Hayes, 29, grew up in LaCrosse and now lives in St. Petersburg, Fla., where he operates a home remodeling business.
He set out on his journey to honor a friend whose daughter died from brain tumors who was then diagnosed with two inoperable brain tumors about a year after that.
Hayes wasn't without problems during his 1,400-mile voyage. His 1952 John Deere tractor and the trailer he was pulling were totalled in north Georgia.
Hayes said he was hit from behind by a passenger vehicle whose driver was texting while driving.
Though his ride was damaged, "I was just fine," Hayes said.
After the accident, Hayes' brother, Dennis Hayes, drove to Georgia from LaPorte and together they went to Kentucky, where Darren acquired a 1951 John Deere tractor along with a trailer.

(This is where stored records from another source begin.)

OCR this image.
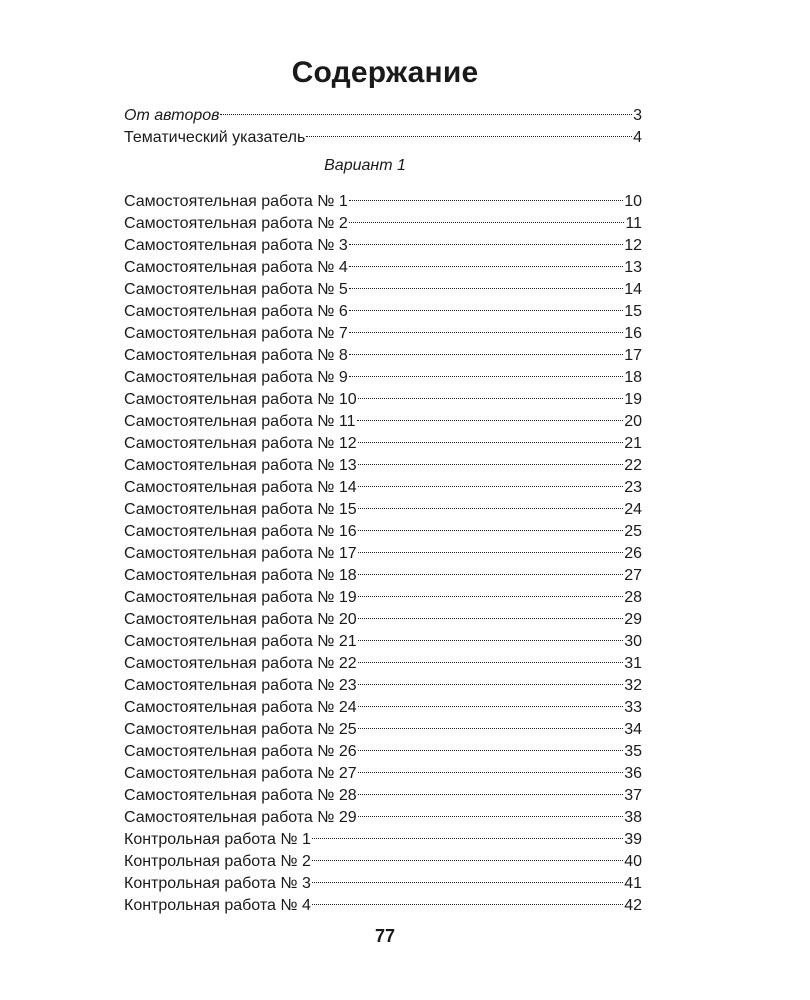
Содержание
От авторов	3
Тематический указатель	4
Вариант 1
Самостоятельная работа № 1	10
Самостоятельная работа № 2	11
Самостоятельная работа № 3	12
Самостоятельная работа № 4	13
Самостоятельная работа № 5	14
Самостоятельная работа № 6	15
Самостоятельная работа № 7	16
Самостоятельная работа № 8	17
Самостоятельная работа № 9	18
Самостоятельная работа № 10	19
Самостоятельная работа № 11	20
Самостоятельная работа № 12	21
Самостоятельная работа № 13	22
Самостоятельная работа № 14	23
Самостоятельная работа № 15	24
Самостоятельная работа № 16	25
Самостоятельная работа № 17	26
Самостоятельная работа № 18	27
Самостоятельная работа № 19	28
Самостоятельная работа № 20	29
Самостоятельная работа № 21	30
Самостоятельная работа № 22	31
Самостоятельная работа № 23	32
Самостоятельная работа № 24	33
Самостоятельная работа № 25	34
Самостоятельная работа № 26	35
Самостоятельная работа № 27	36
Самостоятельная работа № 28	37
Самостоятельная работа № 29	38
Контрольная работа № 1	39
Контрольная работа № 2	40
Контрольная работа № 3	41
Контрольная работа № 4	42
77
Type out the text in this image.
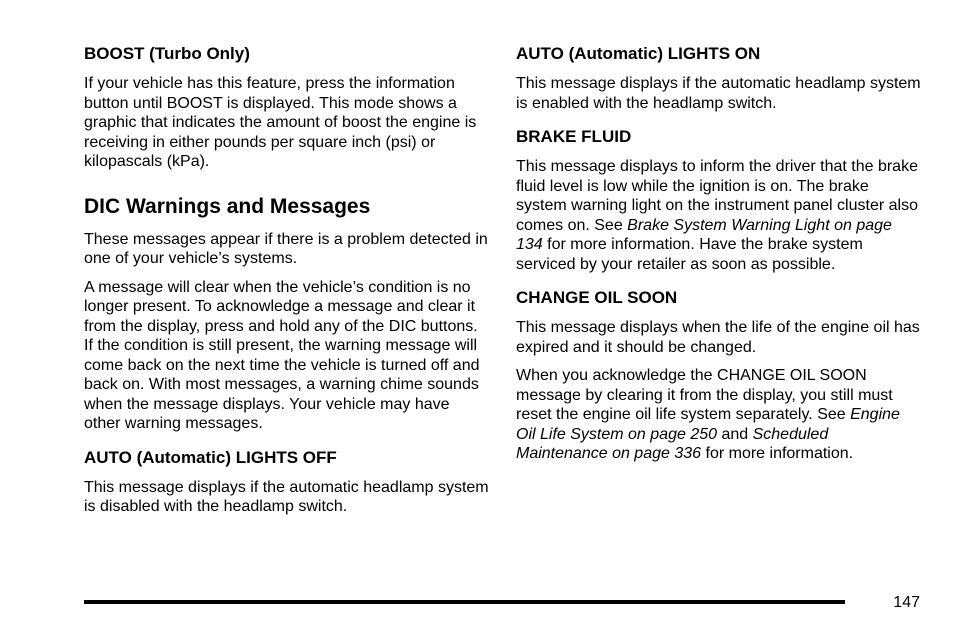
BOOST (Turbo Only)

If your vehicle has this feature, press the information button until BOOST is displayed. This mode shows a graphic that indicates the amount of boost the engine is receiving in either pounds per square inch (psi) or kilopascals (kPa).

DIC Warnings and Messages

These messages appear if there is a problem detected in one of your vehicle’s systems.

A message will clear when the vehicle’s condition is no longer present. To acknowledge a message and clear it from the display, press and hold any of the DIC buttons. If the condition is still present, the warning message will come back on the next time the vehicle is turned off and back on. With most messages, a warning chime sounds when the message displays. Your vehicle may have other warning messages.

AUTO (Automatic) LIGHTS OFF

This message displays if the automatic headlamp system is disabled with the headlamp switch.

AUTO (Automatic) LIGHTS ON

This message displays if the automatic headlamp system is enabled with the headlamp switch.

BRAKE FLUID

This message displays to inform the driver that the brake fluid level is low while the ignition is on. The brake system warning light on the instrument panel cluster also comes on. See Brake System Warning Light on page 134 for more information. Have the brake system serviced by your retailer as soon as possible.

CHANGE OIL SOON

This message displays when the life of the engine oil has expired and it should be changed.

When you acknowledge the CHANGE OIL SOON message by clearing it from the display, you still must reset the engine oil life system separately. See Engine Oil Life System on page 250 and Scheduled Maintenance on page 336 for more information.

147
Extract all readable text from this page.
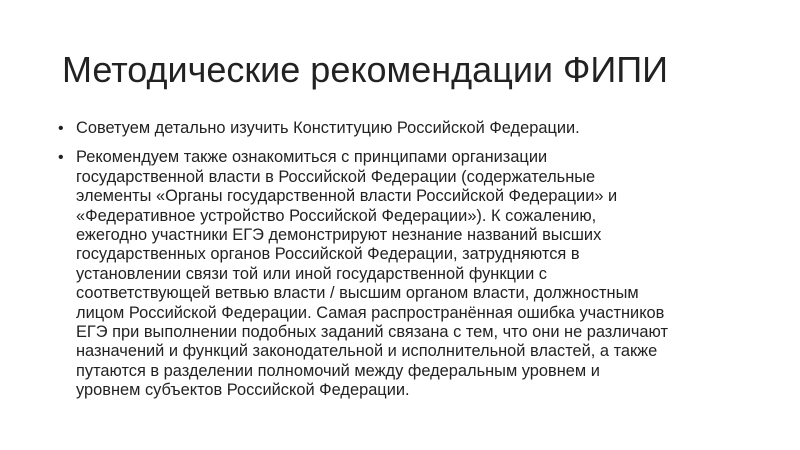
Методические рекомендации ФИПИ
• Советуем детально изучить Конституцию Российской Федерации.
• Рекомендуем также ознакомиться с принципами организации
государственной власти в Российской Федерации (содержательные
элементы «Органы государственной власти Российской Федерации» и
«Федеративное устройство Российской Федерации»). К сожалению,
ежегодно участники ЕГЭ демонстрируют незнание названий высших
государственных органов Российской Федерации, затрудняются в
установлении связи той или иной государственной функции с
соответствующей ветвью власти / высшим органом власти, должностным
лицом Российской Федерации. Самая распространённая ошибка участников
ЕГЭ при выполнении подобных заданий связана с тем, что они не различают
назначений и функций законодательной и исполнительной властей, а также
путаются в разделении полномочий между федеральным уровнем и
уровнем субъектов Российской Федерации.
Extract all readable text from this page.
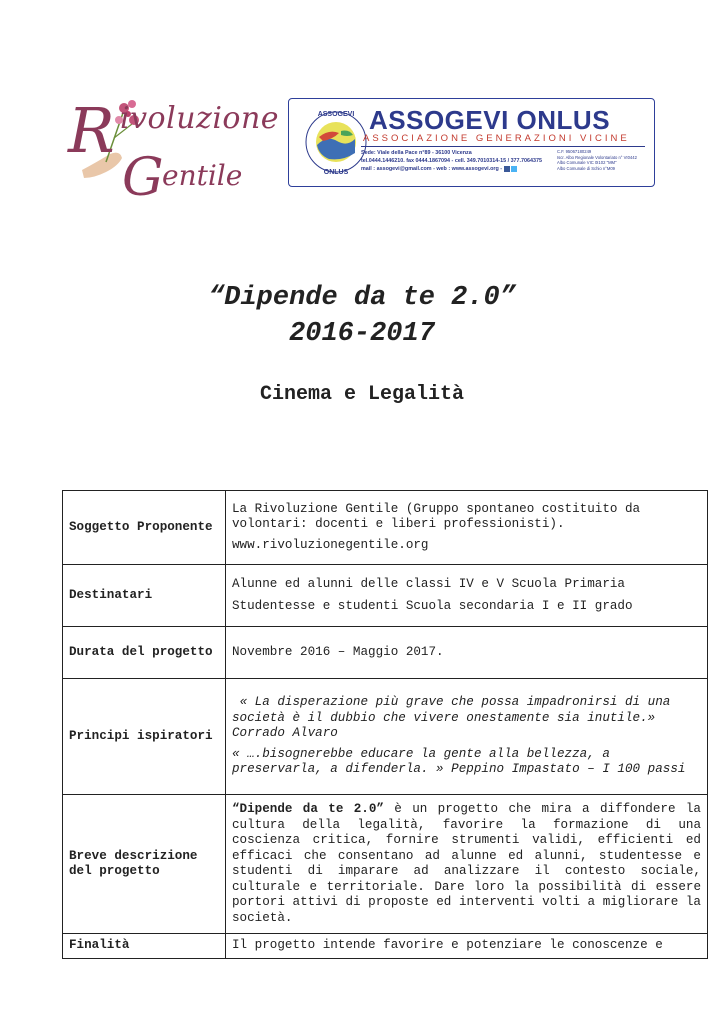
R ivoluzione
G
entile
ASSOGEVI
ONLUS
ASSOGEVI ONLUS
ASSOCIAZIONE GENERAZIONI VICINE
Sede: Viale della Pace n°89 - 36100 Vicenza
tel.0444.1446210. fax 0444.1867094 - cell. 349.7010314-15 / 377.7064375
mail : assogevi@gmail.com - web : www.assogevi.org -
C.F. 95067180249
Iscr. Albo Regionale Volontariato n° VI0442
Albo Comunale VIC 0I102 "MM"
Albo Comunale di Schio n°M09
“Dipende da te 2.0”
2016-2017
Cinema e Legalità
Soggetto Proponente	La Rivoluzione Gentile (Gruppo spontaneo costituito da volontari: docenti e liberi professionisti).

www.rivoluzionegentile.org

Destinatari	Alunne ed alunni delle classi IV e V Scuola Primaria

Studentesse e studenti Scuola secondaria I e II grado

Durata del progetto	Novembre 2016 – Maggio 2017.
Principi ispiratori	« La disperazione più grave che possa impadronirsi di una società è il dubbio che vivere onestamente sia inutile.»  Corrado Alvaro

« ….bisognerebbe educare la gente alla bellezza, a preservarla, a difenderla. » Peppino Impastato – I 100 passi

Breve descrizione del progetto	“Dipende da te 2.0” è un progetto che mira a diffondere la cultura della legalità, favorire la formazione di una coscienza critica, fornire strumenti validi, efficienti ed efficaci che consentano ad alunne ed alunni, studentesse e studenti di imparare ad analizzare il contesto sociale, culturale e territoriale. Dare loro la possibilità di essere portori attivi di proposte ed interventi volti a migliorare la società.
Finalità	Il progetto intende favorire e potenziare le conoscenze e
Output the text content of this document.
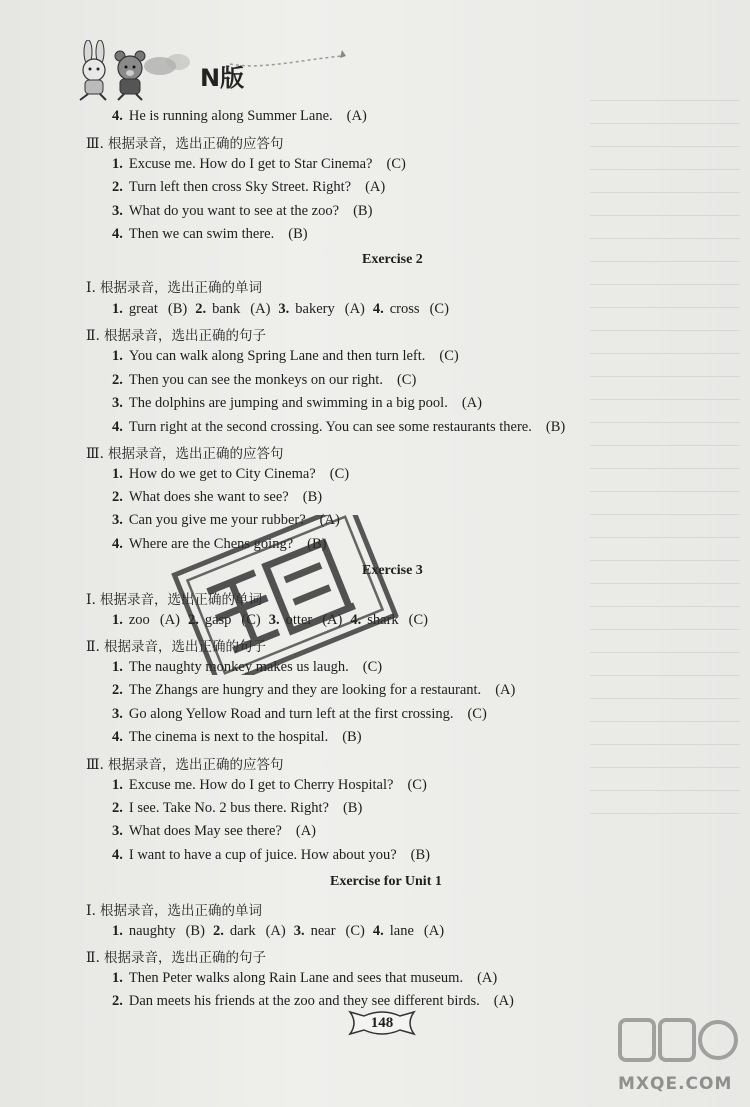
N版
4. He is running along Summer Lane. (A)
Ⅲ. 根据录音，选出正确的应答句
1. Excuse me. How do I get to Star Cinema? (C)
2. Turn left then cross Sky Street. Right? (A)
3. What do you want to see at the zoo? (B)
4. Then we can swim there. (B)
Exercise 2
Ⅰ. 根据录音，选出正确的单词
1. great (B) 2. bank (A) 3. bakery (A) 4. cross (C)
Ⅱ. 根据录音，选出正确的句子
1. You can walk along Spring Lane and then turn left. (C)
2. Then you can see the monkeys on our right. (C)
3. The dolphins are jumping and swimming in a big pool. (A)
4. Turn right at the second crossing. You can see some restaurants there. (B)
Ⅲ. 根据录音，选出正确的应答句
1. How do we get to City Cinema? (C)
2. What does she want to see? (B)
3. Can you give me your rubber? (A)
4. Where are the Chens going? (B)
Exercise 3
Ⅰ. 根据录音，选出正确的单词
1. zoo (A) 2. gasp (C) 3. otter (A) 4. shark (C)
Ⅱ. 根据录音，选出正确的句子
1. The naughty monkey makes us laugh. (C)
2. The Zhangs are hungry and they are looking for a restaurant. (A)
3. Go along Yellow Road and turn left at the first crossing. (C)
4. The cinema is next to the hospital. (B)
Ⅲ. 根据录音，选出正确的应答句
1. Excuse me. How do I get to Cherry Hospital? (C)
2. I see. Take No. 2 bus there. Right? (B)
3. What does May see there? (A)
4. I want to have a cup of juice. How about you? (B)
Exercise for Unit 1
Ⅰ. 根据录音，选出正确的单词
1. naughty (B) 2. dark (A) 3. near (C) 4. lane (A)
Ⅱ. 根据录音，选出正确的句子
1. Then Peter walks along Rain Lane and sees that museum. (A)
2. Dan meets his friends at the zoo and they see different birds. (A)
148
MXQE.COM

His brother towed him back to Nashville, Tenn., where he continued his trip, avoiding the mountains in Chattanooga he felt would be too steep for his tractor to climb and too dangerous for him.
He rolled into LaPorte on Wednesday then the next day finished his trip into Michigan outside New Buffalo.
Hayes said he spent his nights in a tent at state parks but, occasionally he'd check into a motel.
Hayes said he held up well despite a long journey at speeds topping at just 14 miles per hour.
Hayes was given money along the way and also collected donations during his journey on his ''Track The Trailer'' website. He received media coverage in every state he traveled though.
Hayes said the weather was great most of the time and despite the crash, he had strong faith he would make it.
"I never doubted it. There was no room for failure here," he said.